14 Feb Un angelo dal cuore fragile
Era la lontana notte del 10 agosto 1993, ancora ricordo il colore della luna e la forza delle onde di quella gelida notte, seppur fosse un’estate con temperature da capogiro. Ero a mare con i miei due figli, Mike il più grande 12 anni, Damian il piccolo 9 anni e mia moglie Caroline. Come da tradizione attendavamo la magica notte di San Lorenzo per esprimere un desiderio, (forse ognuno di noi lo stesso desiderio) quello di far sanare Damian da una malattia del cuore, che i dottori avevano dichiarato curabile. Quella notte era fredda e tranquilla, talmente tanto da non far sembrare nemmeno piena estate; noi eravamo sulla spiaggia della California, un posto in cui c’era più tranquillità e in cui ci potevamo divertire a nostro modo.
Grazie allo squarcio di luce dei neon, che illuminavano non solo la strada, abbiamo iniziato a dare sfogo alla nostra gioventù e sopratutto a far divertire senza pensieri il piccolo Damian, che di pensieri per la sua tenera età ne aveva già troppi. Correvamo sulla spiaggia umida, a destra e sinistra per rincorrerci, poi con le racchette e una pallina color verde, (era il colore preferito di Damian, non aveva mai smesso di credere nella speranza che deriva dalla stesso verde speranza degli occhi di sua madre, morta per la stessa malattia solo 3 anni prima) la palla si perdeva sempre sul bagnasciuga, una distesa di sabbia dura sulla quale battevano le grandi onde di quella famosa notte, che sembrava dover essere magica e non finire mai con le sue stelle e i suoi desideri. A un certo punto Demon corre per raggiungere la sua adorata pallina verde speranza, ma notiamo che la sua sagoma nella tiepida luce che c’era, era svanita, iniziamo a preoccuparci, gridando il suo nome a perdifiato, con il sapore amaro nella bocca e un pensiero assillante, sentivo che il mio Damian non era più lì vicino, né si sarebbe mai allontanato da sé, la mia testa non c’era più, non riuscivo a darmi pace, sudavo freddo, avevo le mani caldissime e i battiti altissimi, ad un certo punto inizio a vedere il buio, sempre più nero, fino a non vedere più nulla e cado giù nella sabbia che attutisce il corpo, avevo perso completamente coscienza, e non solo, da quella notte, la mia coscienza sentivo che non era più la stessa, qualcosa l’aveva appesantita.

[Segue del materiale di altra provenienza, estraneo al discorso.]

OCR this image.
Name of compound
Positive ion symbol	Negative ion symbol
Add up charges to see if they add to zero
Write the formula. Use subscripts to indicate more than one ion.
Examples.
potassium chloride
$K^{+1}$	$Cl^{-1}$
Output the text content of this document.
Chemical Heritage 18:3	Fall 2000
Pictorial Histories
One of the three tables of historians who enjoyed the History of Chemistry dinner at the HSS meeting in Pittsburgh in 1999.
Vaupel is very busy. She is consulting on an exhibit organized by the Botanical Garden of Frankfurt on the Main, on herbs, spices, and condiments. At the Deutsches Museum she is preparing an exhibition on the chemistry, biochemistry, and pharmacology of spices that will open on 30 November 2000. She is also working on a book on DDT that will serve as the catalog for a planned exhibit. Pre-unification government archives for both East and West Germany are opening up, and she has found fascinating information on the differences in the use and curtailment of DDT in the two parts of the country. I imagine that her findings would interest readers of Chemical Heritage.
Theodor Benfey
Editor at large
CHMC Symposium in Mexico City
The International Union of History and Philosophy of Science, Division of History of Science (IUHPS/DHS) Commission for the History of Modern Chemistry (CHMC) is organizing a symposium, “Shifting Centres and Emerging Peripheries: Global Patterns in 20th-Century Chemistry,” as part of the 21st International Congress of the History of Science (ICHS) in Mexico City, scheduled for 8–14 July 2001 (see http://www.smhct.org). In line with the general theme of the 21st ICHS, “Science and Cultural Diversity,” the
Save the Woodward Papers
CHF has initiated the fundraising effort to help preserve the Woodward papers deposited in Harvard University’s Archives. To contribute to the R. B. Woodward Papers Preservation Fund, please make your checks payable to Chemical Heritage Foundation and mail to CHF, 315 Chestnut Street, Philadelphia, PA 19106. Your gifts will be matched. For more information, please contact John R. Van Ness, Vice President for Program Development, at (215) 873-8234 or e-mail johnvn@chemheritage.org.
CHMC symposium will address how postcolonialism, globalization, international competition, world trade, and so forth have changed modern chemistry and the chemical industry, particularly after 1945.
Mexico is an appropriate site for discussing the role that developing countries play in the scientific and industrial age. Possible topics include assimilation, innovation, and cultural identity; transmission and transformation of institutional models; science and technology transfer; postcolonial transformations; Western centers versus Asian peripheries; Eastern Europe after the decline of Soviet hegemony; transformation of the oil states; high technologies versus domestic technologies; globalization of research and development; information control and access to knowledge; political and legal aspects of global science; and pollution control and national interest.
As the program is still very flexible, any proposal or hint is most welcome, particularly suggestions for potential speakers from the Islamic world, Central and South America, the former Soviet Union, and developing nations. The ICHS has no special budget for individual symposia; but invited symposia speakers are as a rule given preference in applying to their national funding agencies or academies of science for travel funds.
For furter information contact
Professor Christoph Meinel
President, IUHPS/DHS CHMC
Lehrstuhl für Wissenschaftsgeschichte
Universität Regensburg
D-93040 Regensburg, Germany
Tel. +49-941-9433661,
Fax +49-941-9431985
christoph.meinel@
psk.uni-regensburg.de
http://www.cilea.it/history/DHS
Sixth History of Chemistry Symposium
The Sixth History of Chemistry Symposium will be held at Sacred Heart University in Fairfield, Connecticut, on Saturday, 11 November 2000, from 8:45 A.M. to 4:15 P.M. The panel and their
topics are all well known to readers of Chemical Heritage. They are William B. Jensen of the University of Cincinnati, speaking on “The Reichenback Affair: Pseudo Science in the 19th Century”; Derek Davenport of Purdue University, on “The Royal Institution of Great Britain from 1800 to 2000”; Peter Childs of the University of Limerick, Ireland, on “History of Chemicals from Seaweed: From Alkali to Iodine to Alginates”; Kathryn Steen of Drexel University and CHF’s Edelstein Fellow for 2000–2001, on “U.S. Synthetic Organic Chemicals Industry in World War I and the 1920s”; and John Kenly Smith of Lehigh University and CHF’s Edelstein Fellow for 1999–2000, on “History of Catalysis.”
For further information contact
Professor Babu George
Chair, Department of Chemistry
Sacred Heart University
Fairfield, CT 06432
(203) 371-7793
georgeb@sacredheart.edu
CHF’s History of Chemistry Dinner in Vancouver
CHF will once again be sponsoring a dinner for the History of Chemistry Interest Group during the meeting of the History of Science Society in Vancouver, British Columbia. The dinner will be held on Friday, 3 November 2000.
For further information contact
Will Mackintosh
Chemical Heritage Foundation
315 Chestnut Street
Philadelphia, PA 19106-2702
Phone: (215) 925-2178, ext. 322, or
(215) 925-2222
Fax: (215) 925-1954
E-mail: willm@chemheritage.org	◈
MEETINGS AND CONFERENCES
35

Mi ritrovai al pronto soccorso, alle primissime luci dell’alba. Non riuscivo ancora a parlare, ricordavo poco, ma il primo pensiero fu Damian. Chiesi a Caroline dove fosse, non mi sapeva rispondere, mi guardò con gli occhi lucidi, quasi a voler dirmi l’abbiamo trovato. Ma con voce straziante e tremante mi spezzo in due, avrei preferito che qualcuno mi tagliasse a crudo le gambe con una motosega. “Damian non l’hanno ancora trovato” disse, io sapevo che non c’era ormai nulla da trovare.
Si attuarono ricerche per giorni, settimane, mesi, avevo perso le speranze già quella mattina dell’11 agosto. Damian qualcuno me l’aveva portato via, e questo qualcuno era stato il mare.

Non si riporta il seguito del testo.